Consumer winning marketing strategies

A strategy is generally applied at different aspects of an organization i.e. business or corporate. It can thus be tied to different activities such as their pricing strategies, new product development or promotional strategies.

Consumer decision making process

Many theories regarding the consumer decision making process have been proposed. Many of these theories simply assume that the consumer’s purchase decision processes are made up of several steps which the buyer passes through while purchasing a particular product or service. This may not always be the case. All the decisions which a consumer makes may not necessarily involve all the steps proposed in these theories. Many of these steps are often skipped depending on the type of purchase made.

Andreason (1965) was the first person to propose a model of consumer behavior. The model stresses on the importance of information about the product and other matters concerning the product affect the consumer decision making process. Although it did not take into account the attitude in relation to repeat purchase behavior it was successful in emphasizing the importance of customer attitudes on a whole. After this theory, many more theories were proposed, such as the Freudian Psychoanalytical Model, The  Pavlovian Learning Model, Sociological Model, Nicosia Model, Howard-Sheth Model, Engel-Kollat-Blackwell Model etc.

Consumer attitude

Understanding consumer attitudes toward marketing activities is important for managers considering a variety of communication strategies (Gaski and Etzel, 1986). Like any other area of marketing communication, there are several controversies regarding the appropriateness of event sponsorship (Kahle and Riley, 2004, p. 211). Event sponsorhip strategies, like in case of Indian Premier League too, are noted for their ability to associate sponsors with particular usage situations and to cut through the clutter associated with several marekting communication techniques.

Marketers can make use of carefully-selected events to gain access to difficult-to-reach markets and exhibit a commitment towards supporting the intended consumers’ interests and lifestyle (Schreiber, 1994; Jensen, 1994). In addition to these consumer-oriented goals, other obejctives can also be served, such as building corporate image or media exposure (Sandler and Shani, 1993). Sponsorship operates differently from traditional advertising strategies in that event title sponsorship like the Sugar Bowl by Nokia, DLF IPL, etc. and arena signage viewed via TC broadcasts or at the event offer limited prospects to relay a selling message (Ukman, 1995; Hastings, 1984).

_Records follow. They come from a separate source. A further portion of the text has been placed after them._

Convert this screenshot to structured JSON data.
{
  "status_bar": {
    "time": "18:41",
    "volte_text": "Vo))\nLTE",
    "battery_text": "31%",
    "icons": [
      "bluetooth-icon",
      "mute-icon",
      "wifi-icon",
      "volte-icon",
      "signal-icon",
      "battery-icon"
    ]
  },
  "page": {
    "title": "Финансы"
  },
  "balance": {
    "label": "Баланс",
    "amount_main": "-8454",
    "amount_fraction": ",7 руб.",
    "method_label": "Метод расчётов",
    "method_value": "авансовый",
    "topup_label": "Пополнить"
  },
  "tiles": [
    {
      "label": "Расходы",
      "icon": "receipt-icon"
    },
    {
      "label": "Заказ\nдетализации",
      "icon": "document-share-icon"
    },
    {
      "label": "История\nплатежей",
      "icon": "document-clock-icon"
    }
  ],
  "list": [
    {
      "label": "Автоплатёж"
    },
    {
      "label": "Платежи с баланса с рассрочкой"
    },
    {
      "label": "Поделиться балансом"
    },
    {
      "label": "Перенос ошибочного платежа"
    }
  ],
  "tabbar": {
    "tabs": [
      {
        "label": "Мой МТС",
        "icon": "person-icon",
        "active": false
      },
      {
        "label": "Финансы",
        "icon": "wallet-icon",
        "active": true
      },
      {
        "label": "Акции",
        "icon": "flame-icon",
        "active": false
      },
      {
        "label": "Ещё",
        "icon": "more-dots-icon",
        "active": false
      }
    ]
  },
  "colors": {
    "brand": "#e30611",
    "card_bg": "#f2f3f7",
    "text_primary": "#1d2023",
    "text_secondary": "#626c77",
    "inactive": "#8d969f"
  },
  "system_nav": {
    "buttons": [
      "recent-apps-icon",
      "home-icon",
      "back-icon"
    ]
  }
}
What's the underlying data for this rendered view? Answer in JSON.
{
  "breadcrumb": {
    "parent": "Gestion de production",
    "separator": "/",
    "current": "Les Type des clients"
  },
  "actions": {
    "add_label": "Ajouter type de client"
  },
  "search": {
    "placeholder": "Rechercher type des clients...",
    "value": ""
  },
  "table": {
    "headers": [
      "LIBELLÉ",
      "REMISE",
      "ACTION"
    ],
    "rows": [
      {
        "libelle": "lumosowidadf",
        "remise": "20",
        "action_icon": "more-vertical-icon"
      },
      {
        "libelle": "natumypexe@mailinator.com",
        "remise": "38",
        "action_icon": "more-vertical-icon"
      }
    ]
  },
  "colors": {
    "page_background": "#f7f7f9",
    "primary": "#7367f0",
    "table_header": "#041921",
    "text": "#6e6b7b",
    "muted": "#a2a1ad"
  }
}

Winning consumers through your communication

Marketers, at the end of the day, strive to create a positive impact on the product sales via consumer sponsorship strategies. Event sponsorship success can be evaluated in context of the intervening variables like attitudinal measures such as brand preferences. Although Petrecca (1999) reports a positive change in brand perception due to event sponsorship, Crimmins and Horn (1996) note that additional expenditures on promotion are required to make the event clearer in the consumers’ minds.

References

  • Gaski, JF, Etzel, MJ (1986). The index of consumer sentiment toward marketing. Journal of Marketing, 50, 71-81.
  • Kahle, L.; Riley, C. (2004). Sports Marketing and the Psychology of Marketing Communication. Lawrence Erlbaum, NJ.
  • Schreiber, AA (1994). Lifestyle and Event Marketing: Building the New Customer Relationship. New York: McGraw Hill.
  • Jensen, TD; Carlson, L (1994). The effects of multiple endorsements by celebrities on consumers’ attitudes and intentions. Journal of Consumer Research.
  • Sandler, DM & Shani, D. (1993). Sponsorship and the Olympic Games: The consumer perspective. Sport Marketing Quarterly, 2, 38-43.
  • Ukman, L. (1996). IEG’s Complete Guide to Sponsorship: Everything You Need to Know about sports, Arts, Event, Entertainment and Cause marketing. IEG, Chicago.
  • Petrecca, L. (1999, August 30). Visa’s biggest-ever NFL push gets $50 million budget, Advertising Age, pp. 1-40.
  • Crimmins, L. & Horn, M. (1996). Sponsorship: From management ego to marketing success. Journal of Advertising Research, 36 (4), 11-21.